In examining Perry’s contributions to energy in Texas—underscored with booms in fossil fuels and renewables during his tenure—one may hope that a similar outcome awaits the United States. For example, the former governor signed legislation for the development of new transmission lines and over two thousand miles of high voltage electricity lines. To utilize both renewable and traditional energy sources, Perry signed legislation creating competitive renewable energy zones (CREZ). The additional of wind energy to the Texas power grid provided West Texas with a reliable source of energy for oil and gas production. Under Perry’s watch, Texas led the nation in market-based solutions for energy policy.
Perry’s later years as governor included a nationwide tour promoting Texas as a state that meant business. In tax-burdened economies, such as California and New York, the governor encouraged businesses to relocate to the tax-friendlier, Lone Star State. While not a businessman himself, Perry recognizes the responsibility of the government to encourage economic growth and competition. During his tenure as governor, Perry remained a friend of Texas business by instituting sate-wide policies limiting regulation, especially in the energy sector.

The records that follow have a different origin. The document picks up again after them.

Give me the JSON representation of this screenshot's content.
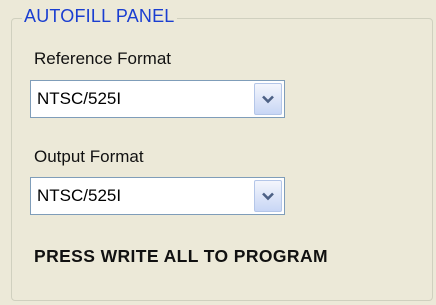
{
  "panel": {
    "title": "AUTOFILL PANEL",
    "title_color": "#1a3ed1"
  },
  "reference": {
    "label": "Reference Format",
    "value": "NTSC/525I",
    "icon": "chevron-down-icon"
  },
  "output": {
    "label": "Output Format",
    "value": "NTSC/525I",
    "icon": "chevron-down-icon"
  },
  "instruction": "PRESS WRITE ALL TO PROGRAM"
}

As a member of Trump’s cabinet, Perry’s most important duty would be advising the President on successful energy policy. A potential challenge Perry will face is negotiating for an “all the above” energy policy with the President. Over his 14 years as Texas' governor, Perry instituted an "all of the above" plan for Texas and many hope to see this policy at the national level for the first time.

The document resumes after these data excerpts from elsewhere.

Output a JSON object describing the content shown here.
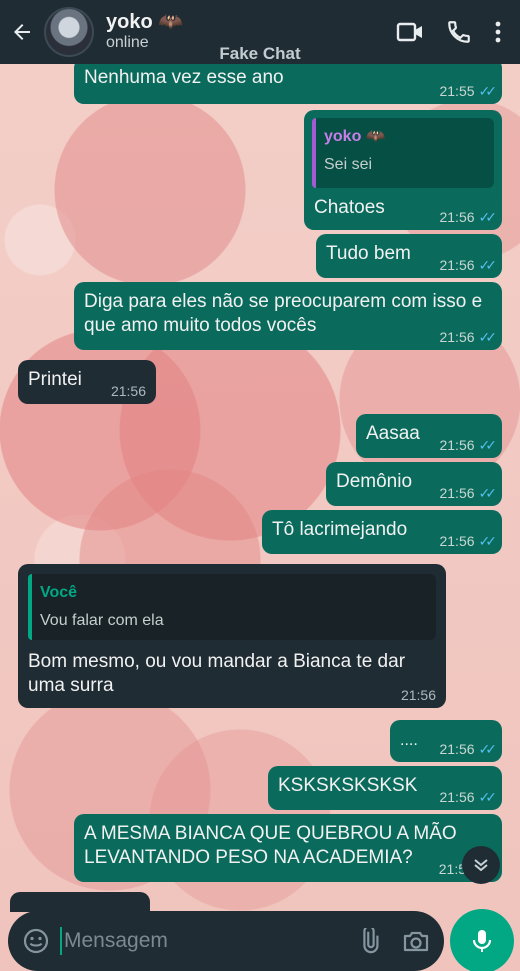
{
  "header": {
    "contact_name": "yoko 🦇",
    "status": "online",
    "app_label": "Fake Chat"
  },
  "messages": [
    {
      "dir": "out",
      "text": "Nenhuma vez esse ano",
      "time": "21:55"
    },
    {
      "dir": "out",
      "quote_name": "yoko 🦇",
      "quote_text": "Sei sei",
      "text": "Chatoes",
      "time": "21:56"
    },
    {
      "dir": "out",
      "text": "Tudo bem",
      "time": "21:56"
    },
    {
      "dir": "out",
      "text": "Diga para eles não se preocuparem com isso e que amo muito todos vocês",
      "time": "21:56"
    },
    {
      "dir": "in",
      "text": "Printei",
      "time": "21:56"
    },
    {
      "dir": "out",
      "text": "Aasaa",
      "time": "21:56"
    },
    {
      "dir": "out",
      "text": "Demônio",
      "time": "21:56"
    },
    {
      "dir": "out",
      "text": "Tô lacrimejando",
      "time": "21:56"
    },
    {
      "dir": "in",
      "quote_name": "Você",
      "quote_text": "Vou falar com ela",
      "text": "Bom mesmo, ou vou mandar a Bianca te dar uma surra",
      "time": "21:56"
    },
    {
      "dir": "out",
      "text": "....",
      "time": "21:56"
    },
    {
      "dir": "out",
      "text": "KSKSKSKSKSK",
      "time": "21:56"
    },
    {
      "dir": "out",
      "text": "A MESMA BIANCA QUE QUEBROU A MÃO LEVANTANDO PESO NA ACADEMIA?",
      "time": "21:5"
    }
  ],
  "input": {
    "placeholder": "Mensagem"
  },
  "colors": {
    "header_bg": "#1f2c33",
    "outgoing_bubble": "#0a6b5c",
    "incoming_bubble": "#1f2c33",
    "accent": "#02a884",
    "read_ticks": "#53bdeb"
  },
  "icons": [
    "back-arrow-icon",
    "video-call-icon",
    "phone-icon",
    "more-options-icon",
    "emoji-icon",
    "attach-icon",
    "camera-icon",
    "mic-icon",
    "scroll-down-icon",
    "double-check-icon"
  ]
}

However, on the campaign trail Trump promised to make the United States a global leader in energy production, while paying special attention to the coal industry. Trump’s campaign suggests a desire to revive coal’s dominance in the energy sector, which could conflict with Perry’s preference for diversifying and balancing American energy sources. As Perry’s policies indicate, the former governor relied on natural gas and renewable sources, both of which are a threat to coal as an energy leader. Perry doesn’t plan on abandoning coal; he would rather incorporate as part of America’s energy balance as well.
Assuming Perry's policies pass the new President’s judgment without conflict—energy leaders can expect increased infrastructure and a balanced faith in fossil fuels and renewable energy. While it remains to be seen how Perry’s contribution to the Department of Energy would impact the industry, his time in Texas did provide an understanding that it would be a role that sometimes requires walking the tightrope—and at others a true balancing act.
Del Mixon worked on Capitol Hill on a number of policy issues, including telecommunications, cyber-security and space-related research and development prior to joining Pierpont as an Assistant Account Executive.